Plug in 0, 8/6, and 4 into 3t^2-8t-3 and see where you get the smallest value.

Answer 6

0 should be the min acceleration.. i think

Answer 7

differentiate it,

v' = 3*t^2 - 8*t - 3

find critical points, v' = 0 =? t = 3*t^2 - 8*t - 3 => t =3, -1/3

v '' = 6*t - 8

put the values of t at v'', where you get negative value you get maximun

ie at t=1/3

Answer 8

@ExperimentX he's asking for the MINIMUM of ACCELERATION

Answer 9

you gave him the MAXIMUM of VELOCITY

Answer 10

Oo mistake .. for minimun you get at t = 3, where v'' has negative value

Answer 11

haha .. .plus it was outside boundary

Answer 12

experiment stop confusing ppl lol

Answer 13

Okay here:
You are given velocity, you need to find the min acceleration.
Thus you will have to differentiate acceleration and find where its minimum occurs.
But to get the formula of acceleration you must differentiate velocity.

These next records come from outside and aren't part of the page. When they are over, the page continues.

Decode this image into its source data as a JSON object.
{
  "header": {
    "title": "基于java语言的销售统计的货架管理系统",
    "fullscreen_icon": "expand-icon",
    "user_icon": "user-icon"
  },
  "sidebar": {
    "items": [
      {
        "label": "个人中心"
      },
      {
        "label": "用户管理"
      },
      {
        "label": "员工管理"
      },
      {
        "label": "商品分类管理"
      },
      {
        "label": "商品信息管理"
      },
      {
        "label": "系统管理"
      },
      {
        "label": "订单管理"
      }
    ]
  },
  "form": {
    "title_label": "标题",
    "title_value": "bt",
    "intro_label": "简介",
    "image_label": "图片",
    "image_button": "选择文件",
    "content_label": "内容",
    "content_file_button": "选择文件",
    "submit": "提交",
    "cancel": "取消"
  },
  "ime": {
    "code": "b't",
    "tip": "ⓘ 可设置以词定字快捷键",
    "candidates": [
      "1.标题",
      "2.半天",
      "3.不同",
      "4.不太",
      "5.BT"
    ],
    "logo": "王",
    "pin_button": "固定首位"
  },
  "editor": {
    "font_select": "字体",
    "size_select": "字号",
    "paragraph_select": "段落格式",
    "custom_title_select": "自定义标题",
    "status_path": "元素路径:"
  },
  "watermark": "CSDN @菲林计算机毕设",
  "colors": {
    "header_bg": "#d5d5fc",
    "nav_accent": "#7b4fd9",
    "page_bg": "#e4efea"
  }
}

Got it?

Answer 14

So when u're differentiating acceleration, you're actually taking the 2nd derivative of velocity.

Answer 15

Oops sorry, i thought i should give the minimum value of velocity.

okay that would be minimum value of v' right, that would be 8/6

Answer 16

no, because u have to test endpoints too

Answer 17

plug them all in into acceleration equation.